O Brasil é tido como o país onde o "internauta" passa a maior parte do tempo em frente ao computador, chegando a alguns casos há 13 horas por dia, a televisão como canal fechado (vários canais de entretenimento) também tem sido uma fonte de busca e de passatempo agora, disponível a uma parcela maior da população, nem quero entrar no mérito do YouTube que já concorre com a TV comum.

A TV aberta está cultivando novos ídolos do Brasil: O futebol, a novela e os realities Shows, a coisa é tão absurda que se consegue mais votos nesses programas "ao vivo" para os seus concorrentes, do que para Presidente da República! Ora bolas, se um jogador do Big Brother consegue mais de 60.000.000 (sessenta milhões de votos) é porque a audiência pega o nosso povo também, ou somos ingênuos em achar que os crentes não assistem a esses programas?
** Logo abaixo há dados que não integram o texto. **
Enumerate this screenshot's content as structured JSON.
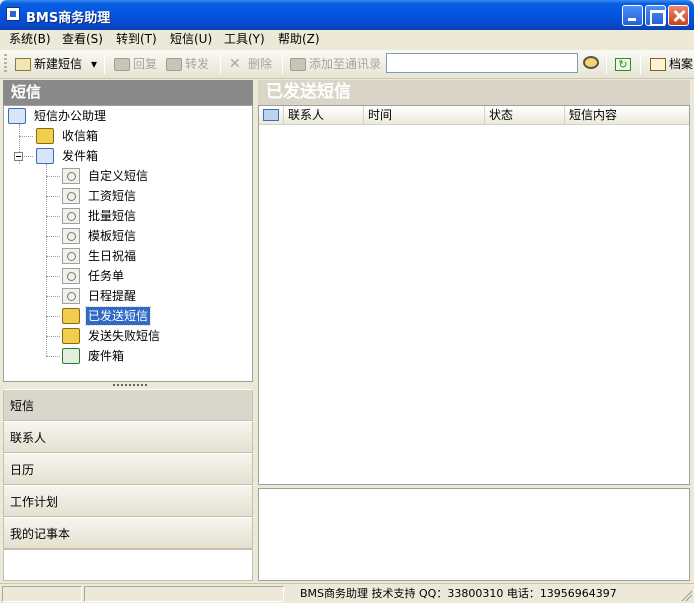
{
  "window": {
    "title": "BMS商务助理"
  },
  "menu": [
    {
      "label": "系统(B)"
    },
    {
      "label": "查看(S)"
    },
    {
      "label": "转到(T)"
    },
    {
      "label": "短信(U)"
    },
    {
      "label": "工具(Y)"
    },
    {
      "label": "帮助(Z)"
    }
  ],
  "toolbar": {
    "new_sms": "新建短信",
    "reply": "回复",
    "forward": "转发",
    "delete": "删除",
    "add_contact": "添加至通讯录",
    "search_value": "",
    "archive": "档案"
  },
  "left": {
    "header": "短信",
    "tree": {
      "root": "短信办公助理",
      "inbox": "收信箱",
      "outbox": "发件箱",
      "children": [
        "自定义短信",
        "工资短信",
        "批量短信",
        "模板短信",
        "生日祝福",
        "任务单",
        "日程提醒"
      ],
      "sent": "已发送短信",
      "failed": "发送失败短信",
      "trash": "废件箱"
    },
    "nav": [
      "短信",
      "联系人",
      "日历",
      "工作计划",
      "我的记事本"
    ]
  },
  "right": {
    "header": "已发送短信",
    "columns": [
      "联系人",
      "时间",
      "状态",
      "短信内容"
    ]
  },
  "status": {
    "text": "BMS商务助理  技术支持  QQ：33800310  电话：13956964397"
  }
}
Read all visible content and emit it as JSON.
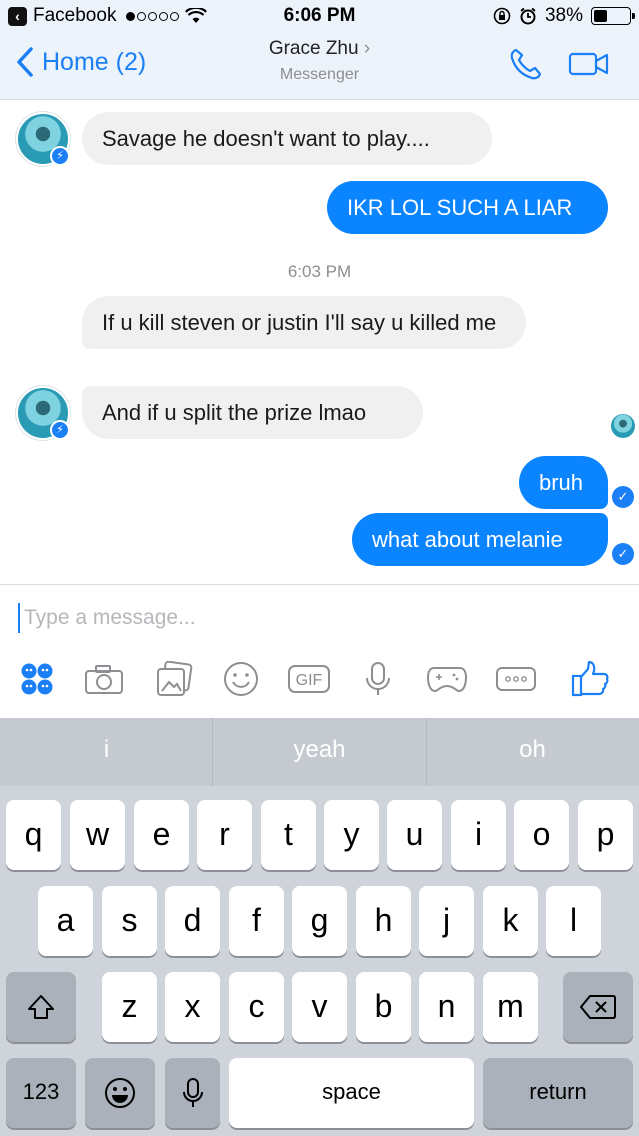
{
  "status_bar": {
    "app_back": "Facebook",
    "time": "6:06 PM",
    "battery": "38%",
    "battery_level": 0.38
  },
  "header": {
    "back_label": "Home (2)",
    "title": "Grace Zhu",
    "title_chevron": "›",
    "subtitle": "Messenger"
  },
  "messages": [
    {
      "from": "them",
      "text": "Savage he doesn't want to play...."
    },
    {
      "from": "me",
      "text": "IKR LOL SUCH A LIAR"
    },
    {
      "timestamp": "6:03 PM"
    },
    {
      "from": "them",
      "text": "If u kill steven or justin I'll say u killed me"
    },
    {
      "from": "them",
      "text": "And if u split the prize lmao"
    },
    {
      "from": "me",
      "text": "bruh"
    },
    {
      "from": "me",
      "text": "what about melanie"
    }
  ],
  "composer": {
    "placeholder": "Type a message...",
    "tools": [
      "apps-icon",
      "camera-icon",
      "photo-gallery-icon",
      "emoji-icon",
      "gif-icon",
      "microphone-icon",
      "games-icon",
      "more-icon",
      "like-icon"
    ],
    "gif_label": "GIF"
  },
  "keyboard": {
    "suggestions": [
      "i",
      "yeah",
      "oh"
    ],
    "row1": [
      "q",
      "w",
      "e",
      "r",
      "t",
      "y",
      "u",
      "i",
      "o",
      "p"
    ],
    "row2": [
      "a",
      "s",
      "d",
      "f",
      "g",
      "h",
      "j",
      "k",
      "l"
    ],
    "row3": [
      "z",
      "x",
      "c",
      "v",
      "b",
      "n",
      "m"
    ],
    "numbers_label": "123",
    "space_label": "space",
    "return_label": "return"
  },
  "colors": {
    "accent": "#1b7ff5",
    "outgoing_bubble": "#0b84ff",
    "incoming_bubble": "#f1f0f0",
    "header_bg": "#edf3fb"
  }
}
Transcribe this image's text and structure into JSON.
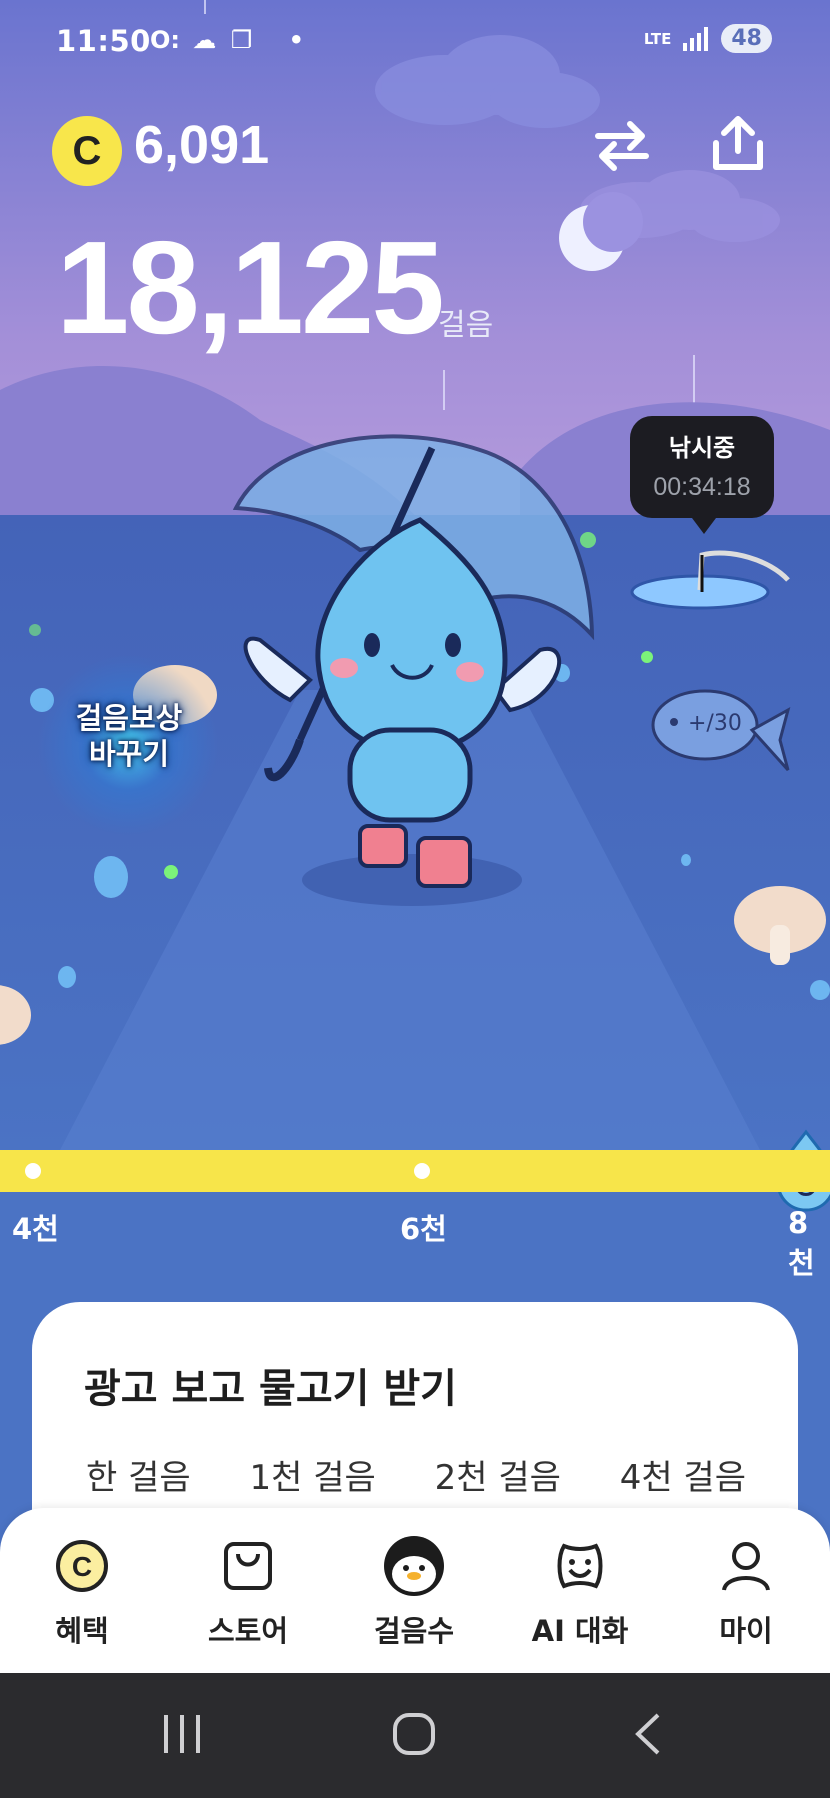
{
  "status_bar": {
    "time": "11:50",
    "left_icons": "O:",
    "network": "LTE",
    "battery": "48"
  },
  "header": {
    "coin_symbol": "C",
    "coin_balance": "6,091",
    "swap_icon": "swap-icon",
    "share_icon": "share-icon"
  },
  "steps": {
    "count": "18,125",
    "unit": "걸음"
  },
  "fishing": {
    "label": "낚시중",
    "timer": "00:34:18"
  },
  "reward_change": {
    "line1": "걸음보상",
    "line2": "바꾸기"
  },
  "progress": {
    "milestones": [
      "4천",
      "6천",
      "8천"
    ],
    "accent": "#f7e54a"
  },
  "ad_card": {
    "title": "광고 보고 물고기 받기",
    "tabs": [
      "한 걸음",
      "1천 걸음",
      "2천 걸음",
      "4천 걸음"
    ]
  },
  "bottom_nav": {
    "items": [
      {
        "label": "혜택",
        "icon": "coin-icon"
      },
      {
        "label": "스토어",
        "icon": "shopping-bag-icon"
      },
      {
        "label": "걸음수",
        "icon": "penguin-icon"
      },
      {
        "label": "AI 대화",
        "icon": "smile-face-icon"
      },
      {
        "label": "마이",
        "icon": "person-icon"
      }
    ]
  },
  "colors": {
    "sky_top": "#6a74cf",
    "sky_bottom": "#b495db",
    "ground": "#4b73c4",
    "progress": "#f7e54a",
    "coin": "#f8e64b"
  }
}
A Novela que antigamente era coisa de donas-de-casa, agora dominou completamente o mercado dos homens. Boa parte da população discute assuntos de novela como se fossem coisas reais, verdadeiras e do cotidiano, sendo até manchete de jornal! Sem pensar na destruição dos valores morais que elas trazem.
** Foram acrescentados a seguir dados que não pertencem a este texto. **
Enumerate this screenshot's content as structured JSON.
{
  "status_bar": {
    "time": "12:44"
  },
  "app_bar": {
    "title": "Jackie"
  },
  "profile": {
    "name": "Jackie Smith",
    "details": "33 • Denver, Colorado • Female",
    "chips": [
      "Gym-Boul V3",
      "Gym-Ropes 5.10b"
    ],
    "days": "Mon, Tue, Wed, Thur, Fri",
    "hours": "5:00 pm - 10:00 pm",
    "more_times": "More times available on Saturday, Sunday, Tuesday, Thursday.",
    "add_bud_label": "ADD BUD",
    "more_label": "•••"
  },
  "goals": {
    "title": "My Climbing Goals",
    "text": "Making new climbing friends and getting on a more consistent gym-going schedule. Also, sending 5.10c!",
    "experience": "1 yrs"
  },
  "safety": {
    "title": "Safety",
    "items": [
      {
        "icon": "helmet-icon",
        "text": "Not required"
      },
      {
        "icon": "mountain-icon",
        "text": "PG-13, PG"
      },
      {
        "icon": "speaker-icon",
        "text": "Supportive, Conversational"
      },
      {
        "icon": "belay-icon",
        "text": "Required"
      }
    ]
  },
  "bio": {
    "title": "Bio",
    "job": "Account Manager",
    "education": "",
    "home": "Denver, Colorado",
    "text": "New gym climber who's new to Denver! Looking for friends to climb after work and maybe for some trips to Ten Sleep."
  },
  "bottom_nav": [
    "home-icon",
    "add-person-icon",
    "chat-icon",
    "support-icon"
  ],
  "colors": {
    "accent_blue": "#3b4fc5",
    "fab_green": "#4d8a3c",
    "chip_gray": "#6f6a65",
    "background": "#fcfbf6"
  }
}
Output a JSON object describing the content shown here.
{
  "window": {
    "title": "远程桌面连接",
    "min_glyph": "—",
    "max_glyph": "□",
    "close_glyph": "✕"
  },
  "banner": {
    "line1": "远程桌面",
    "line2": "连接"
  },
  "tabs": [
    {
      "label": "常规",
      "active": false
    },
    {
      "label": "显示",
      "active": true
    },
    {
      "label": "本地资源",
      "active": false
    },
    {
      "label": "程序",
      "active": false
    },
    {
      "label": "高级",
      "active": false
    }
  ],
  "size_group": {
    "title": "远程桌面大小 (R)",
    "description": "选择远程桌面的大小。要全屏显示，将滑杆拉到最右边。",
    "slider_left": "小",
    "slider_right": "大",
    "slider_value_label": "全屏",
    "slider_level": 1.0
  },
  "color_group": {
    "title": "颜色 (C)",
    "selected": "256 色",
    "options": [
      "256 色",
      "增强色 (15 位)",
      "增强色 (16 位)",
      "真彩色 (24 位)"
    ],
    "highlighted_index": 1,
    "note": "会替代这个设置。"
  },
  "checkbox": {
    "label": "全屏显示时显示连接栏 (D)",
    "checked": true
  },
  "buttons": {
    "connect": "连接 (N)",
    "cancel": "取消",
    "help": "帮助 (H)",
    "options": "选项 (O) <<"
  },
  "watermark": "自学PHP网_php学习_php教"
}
Quem não assiste novela fica como se fosse um alienado diante de brincadeiras oriundas de alguns personagens de plantão. E como diz o nome, novela vem de novelo, que enrola quem nela se apega. Temos também o futebol que mobiliza o mundo todo, como nunca! É o assunto do dia, da noite e da manhã e do dia seguinte, quem não assiste vira um ET.

Para que você tenha noção (E não vai aí nenhum juízo de valor) ninguém ia para uma igreja com camisa de times, e hoje isso é mais do que normal. Até pastores fazem isso. Imagina isso antigamente! Tem o play station (e sabemos que boa parte da casa de nossos jovens e adolescentes tem), as músicas, o mp3, mp4,mp5, mp10 e por aí vai... Os celulares servem também para serem usados como telefone, porque eles têm tantas coisas que falar ao telefone ficou em último lugar na prioridade da escolha.

Além do fato de que o celular virou motivo de urgência, deixá-lo desligado ou não atender a um chamado é como se deixasse alguém morrer.

A decisão de abrir o mercado no domingo também pegou muita gente pelo pé. Trabalhava-se no domingo sim, mas não era como hoje, depois que a Confederação Nacional do Comércio tirou as barreiras que desestimulavam o trabalho dominical, tudo funciona aos domingos, desde um supermercado, até serviços não essenciais, mas que dão lucro ao dono do negócio.

Poderia falar que o nosso tempo foi roubado pela pós-modernidade e ninguém tem tempo nem para viver, e a igreja acaba ficando em segundo ou pior, último plano.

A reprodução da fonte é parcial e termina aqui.